Calls to wind up unprofitable Malaysia Airlines Bhd emerged again recently.  This was after Khazanah Nasional Bhd revealed that it had posted its first annual loss in over a decade, mainly due to impairments on the national carrier.

Last Tuesday, the sovereign wealth fund said its RM6.271 billion pre-tax loss for 2018 reflected the impact of a RM7.3 billion impairment provision, roughly half of which was for Malaysia Airlines.

Netizens were quick to criticise the airline after a local daily questioned whether it should continue to operate.

One commented, “After draining government coffers for so many years, the country will be better off selling the airline instead of continuing to carry the burden.”

Malaysia Airlines remains in the red, four years after its reboot in December 2014.

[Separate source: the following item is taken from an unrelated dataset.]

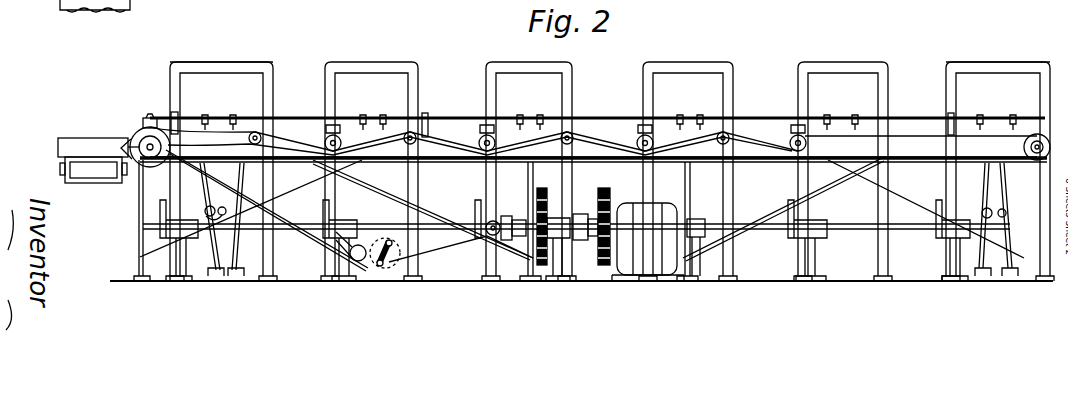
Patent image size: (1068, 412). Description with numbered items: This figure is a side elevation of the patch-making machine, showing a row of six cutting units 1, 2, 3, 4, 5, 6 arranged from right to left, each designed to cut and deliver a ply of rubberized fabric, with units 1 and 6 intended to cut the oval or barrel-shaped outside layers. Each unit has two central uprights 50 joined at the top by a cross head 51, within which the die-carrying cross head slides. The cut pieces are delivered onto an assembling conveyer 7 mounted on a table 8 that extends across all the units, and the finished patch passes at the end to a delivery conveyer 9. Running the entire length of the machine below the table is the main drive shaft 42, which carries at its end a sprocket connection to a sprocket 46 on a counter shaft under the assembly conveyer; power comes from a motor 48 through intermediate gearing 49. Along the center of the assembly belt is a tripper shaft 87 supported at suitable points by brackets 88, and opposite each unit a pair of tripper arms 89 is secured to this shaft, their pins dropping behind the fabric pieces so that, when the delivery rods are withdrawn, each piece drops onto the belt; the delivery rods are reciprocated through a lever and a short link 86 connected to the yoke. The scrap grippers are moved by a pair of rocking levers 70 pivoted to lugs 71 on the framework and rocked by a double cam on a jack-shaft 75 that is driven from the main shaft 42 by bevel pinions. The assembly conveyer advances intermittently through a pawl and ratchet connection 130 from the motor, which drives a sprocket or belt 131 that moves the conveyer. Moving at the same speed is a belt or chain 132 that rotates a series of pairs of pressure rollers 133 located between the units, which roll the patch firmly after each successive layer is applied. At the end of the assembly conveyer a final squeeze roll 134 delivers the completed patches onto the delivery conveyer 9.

However, the operating environment has changed significantly.  

Take the domestic market, which is served by two other airlines — AirAsia Group Bhd and Malindo Airways Sdn Bhd. Competition has helped make flights cheaper and improved the pay of cabin crew.

Market conditions also worsened during the four years as Malaysia Airlines grappled with high jet fuel prices and a smaller network and fleet. Carriers like Singapore Airlines Ltd and AirAsia, known for their efficient management, are facing similar challenges. As for Malindo, it has yet to turn in a profit since it was launched in 2013.

It does not help that Malaysia Airlines’ financials are not publicly available despite being funded by the government.

However, shutting down the airline would mean less competition, hurting consumers. Clearly, there are no quick fixes and turning it around could take longer than anticipated, but isn’t calling for its end a little premature?